Insultes grossières comme motif de licenciement en Allemagne
Selon la décision rendue par le Landesarbeitsgericht (Conseil de Prud’hommes allemand) du Land de Bade-Wurtemberg le 22 juin 2016 (LArbG Baden-Württemberg, Urteil vom 22.6.2016, 4 Sa 5/16, un salarié ne peut être licencié au seul motif qu’il a injurié ses supérieurs hiérarchiques sur Facebook à l’aide d’émoticônes. Le tribunal estime en effet que, sous le couvert de l’anonymat, les membres de réseaux sociaux sont beaucoup plus agressifs sur Internet que dans la réalité et ne sont pas toujours conscients des effets d’un tel comportement. Avant de prononcer un licenciement, un avertissement peut ainsi s’avérer nécessaire afin de faire prendre conscience au salarié de la faute commise et de lui laisser une seconde chance.
En l’espèce, un salarié avait participé à un commentaire d’un collègue sur son mur Facebook qui faisait part de son arrêt de travail à la suite d’un accident du travail.
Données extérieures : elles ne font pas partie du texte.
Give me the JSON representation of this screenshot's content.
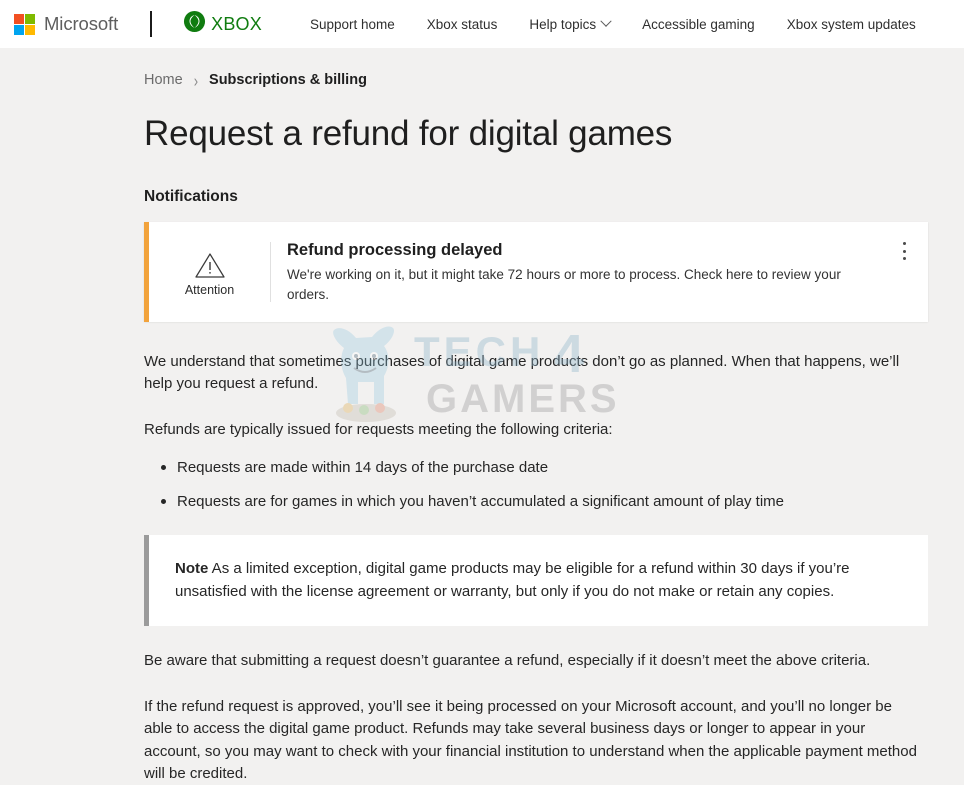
{
  "header": {
    "microsoft_label": "Microsoft",
    "xbox_label": "XBOX",
    "ms_logo_colors": [
      "#f25022",
      "#7fba00",
      "#00a4ef",
      "#ffb900"
    ],
    "xbox_green": "#107c10",
    "nav_items": [
      {
        "label": "Support home",
        "has_chevron": false
      },
      {
        "label": "Xbox status",
        "has_chevron": false
      },
      {
        "label": "Help topics",
        "has_chevron": true
      },
      {
        "label": "Accessible gaming",
        "has_chevron": false
      },
      {
        "label": "Xbox system updates",
        "has_chevron": false
      }
    ]
  },
  "breadcrumb": {
    "home": "Home",
    "separator": "›",
    "current": "Subscriptions & billing"
  },
  "page_title": "Request a refund for digital games",
  "notifications_section": {
    "title": "Notifications",
    "card": {
      "accent_color": "#f2a33c",
      "icon_label": "Attention",
      "heading": "Refund processing delayed",
      "body": "We're working on it, but it might take 72 hours or more to process. Check here to review your orders.",
      "menu_label": "More options"
    }
  },
  "body": {
    "paragraph_1": "We understand that sometimes purchases of digital game products don’t go as planned. When that happens, we’ll help you request a refund.",
    "paragraph_2": "Refunds are typically issued for requests meeting the following criteria:",
    "criteria": [
      "Requests are made within 14 days of the purchase date",
      "Requests are for games in which you haven’t accumulated a significant amount of play time"
    ],
    "note": {
      "label": "Note",
      "accent_color": "#9b9b9b",
      "text": " As a limited exception, digital game products may be eligible for a refund within 30 days if you’re unsatisfied with the license agreement or warranty, but only if you do not make or retain any copies."
    },
    "paragraph_3": "Be aware that submitting a request doesn’t guarantee a refund, especially if it doesn’t meet the above criteria.",
    "paragraph_4": "If the refund request is approved, you’ll see it being processed on your Microsoft account, and you’ll no longer be able to access the digital game product. Refunds may take several business days or longer to appear in your account, so you may want to check with your financial institution to understand when the applicable payment method will be credited."
  },
  "watermark": {
    "text_top": "TECH",
    "text_digit": "4",
    "text_bottom": "GAMERS",
    "color": "#8fb4c9"
  }
}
Les auteurs de la discussion utilisaient principalement des surnoms comme « Le gros (émoticône : porc) pète un câble !!! (Emoticônes : smileys riant méchamment) (…) et la tête (émoticône : ours) aussi !!! (Emoticônes : smileys riant méchamment). »
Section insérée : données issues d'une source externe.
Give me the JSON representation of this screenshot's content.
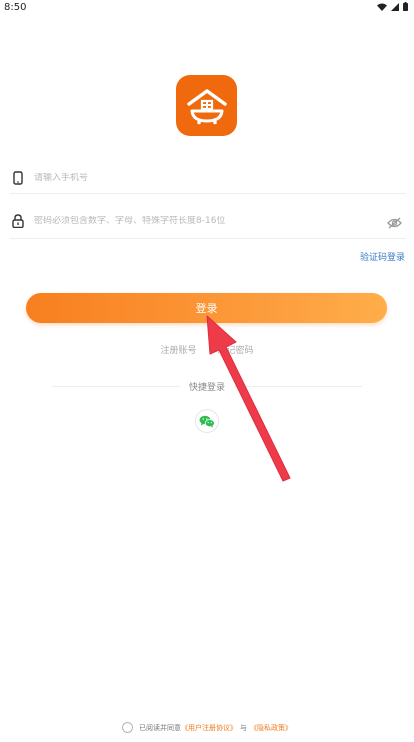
{
  "status_bar": {
    "time": "8:50"
  },
  "form": {
    "phone_placeholder": "请输入手机号",
    "password_placeholder": "密码必须包含数字、字母、特殊字符长度8-16位",
    "sms_login_link": "验证码登录",
    "login_button": "登录",
    "register_link": "注册账号",
    "forgot_password_link": "忘记密码"
  },
  "quick_login": {
    "label": "快捷登录",
    "icon": "wechat-icon"
  },
  "agreement": {
    "prefix": "已阅读并同意",
    "user_agreement": "《用户注册协议》",
    "conjunction": "与",
    "privacy_policy": "《隐私政策》"
  },
  "colors": {
    "brand_orange": "#f06a0d",
    "button_gradient_start": "#f87f1f",
    "button_gradient_end": "#ffad4a",
    "link_blue": "#3b7ac9",
    "wechat_green": "#2dbd4f",
    "annotation_arrow": "#ee3b4a"
  }
}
L’employeur étant arrivé à la conclusion que les personnes visées par les propos étaient deux supérieurs hiérarchiques du salarié, celles-ci étant facilement identifiables en raison de certains traits physiques, il notifia le licenciement disciplinaire sans préavis du salarié auteur des propos.
L’Arbeitsgericht (Conseil de Prud’hommes), en première instance, et le Landesarbeitsgericht, en appel, ont tous deux fait droit à la demande en contestation du bien-fondé du licenciement introduite par le salarié.
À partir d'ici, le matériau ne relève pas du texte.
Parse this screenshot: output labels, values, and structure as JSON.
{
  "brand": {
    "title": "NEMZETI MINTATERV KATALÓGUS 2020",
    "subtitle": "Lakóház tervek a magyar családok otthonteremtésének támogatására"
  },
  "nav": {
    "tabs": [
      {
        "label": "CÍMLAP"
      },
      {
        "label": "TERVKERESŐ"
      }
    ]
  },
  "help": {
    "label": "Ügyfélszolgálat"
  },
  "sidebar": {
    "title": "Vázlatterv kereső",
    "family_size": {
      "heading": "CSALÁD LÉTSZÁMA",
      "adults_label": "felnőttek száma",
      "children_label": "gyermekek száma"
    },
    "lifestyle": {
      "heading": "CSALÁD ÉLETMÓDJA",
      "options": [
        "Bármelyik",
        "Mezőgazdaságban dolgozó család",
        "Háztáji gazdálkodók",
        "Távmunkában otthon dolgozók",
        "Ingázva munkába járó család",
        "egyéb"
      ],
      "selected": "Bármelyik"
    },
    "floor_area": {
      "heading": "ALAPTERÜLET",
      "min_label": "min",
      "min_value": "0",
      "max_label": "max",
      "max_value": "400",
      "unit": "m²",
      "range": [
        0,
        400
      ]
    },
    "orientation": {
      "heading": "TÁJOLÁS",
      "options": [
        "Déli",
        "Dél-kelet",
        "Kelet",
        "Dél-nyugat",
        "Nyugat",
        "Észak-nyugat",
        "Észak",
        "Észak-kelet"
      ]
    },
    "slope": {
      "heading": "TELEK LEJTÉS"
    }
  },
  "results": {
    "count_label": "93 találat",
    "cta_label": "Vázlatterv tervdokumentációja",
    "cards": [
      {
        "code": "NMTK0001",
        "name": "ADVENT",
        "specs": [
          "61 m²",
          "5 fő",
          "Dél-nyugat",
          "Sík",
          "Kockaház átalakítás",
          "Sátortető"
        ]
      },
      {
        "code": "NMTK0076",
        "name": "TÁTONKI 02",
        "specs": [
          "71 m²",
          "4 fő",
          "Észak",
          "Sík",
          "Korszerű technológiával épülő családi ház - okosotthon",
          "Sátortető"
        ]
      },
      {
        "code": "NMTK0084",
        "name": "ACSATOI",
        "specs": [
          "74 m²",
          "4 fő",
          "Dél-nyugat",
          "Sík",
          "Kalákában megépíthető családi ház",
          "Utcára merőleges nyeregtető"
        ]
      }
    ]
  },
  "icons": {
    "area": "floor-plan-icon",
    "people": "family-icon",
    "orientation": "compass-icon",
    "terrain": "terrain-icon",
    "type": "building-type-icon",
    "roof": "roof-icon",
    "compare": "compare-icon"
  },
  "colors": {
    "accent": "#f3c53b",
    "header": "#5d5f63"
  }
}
Les deux instances ont considéré que l’employeur aurait d’abord dû notifier un avertissement au salarié et qu’un licenciement disciplinaire (avec ou sans préavis) n’aurait été justifié que si cet avertissement était resté infructueux.
L’élément décisif pour les juridictions est le fait que le salarié n’était pas conscient des conséquences de son comportement et partait manifestement du principe que les codes et surnoms utilisés ne pouvaient être compris de tous, mais uniquement des personnes informées et plus particulièrement du collègue avec lequel il échangeait.
Ainsi, quand bien même il s’agissait d’insultes grossières pouvant, en principe, à elles seules justifier un licenciement disciplinaire sans préavis, c’est le contexte dans lequel ces insultes ont été formulées qui a été déterminant en l’espèce.
Les juges ont tenu compte du fait que, sous le couvert de l’anonymat des réseaux sociaux, leurs membres sont souvent beaucoup plus agressifs que dans la réalité et s’autorisent à tenir des propos qu’ils n’oseraient pas tenir dans un autre cadre.
L’employeur doit donc d’abord faire prendre conscience aux salariés de la gravité de ces insultes, notamment par le biais d’un avertissement, avant de décider d’une sanction plus lourde. Le fait que le salarié licencié travaillait depuis 16 ans pour la société et avait eu, jusqu’à cette date, un comportement irréprochable a également joué un rôle important dans la décision des juges du fond. Il en aurait été sans doute autrement si le salarié avait déjà tenu des propos injurieux à l’égard de ses supérieurs ou ses collègues et avait déjà été réprimandé par l’employeur pour de tels faits.
Conseil pratique : Avant de prononcer un licenciement disciplinaire (verhaltensbedingte Kündigung) en Allemagne, il convient toujours de se demander si une sanction moins lourde ne semble pas plus appropriée, ce qui est généralement le cas. Ainsi, tout comme en droit français, en cas de comportement répréhensible ou de faute commise par un salarié, nous recommandons de notifier un avertissement et d’attendre que de nouveaux faits se produisent qui pourront alors justifier un licenciement.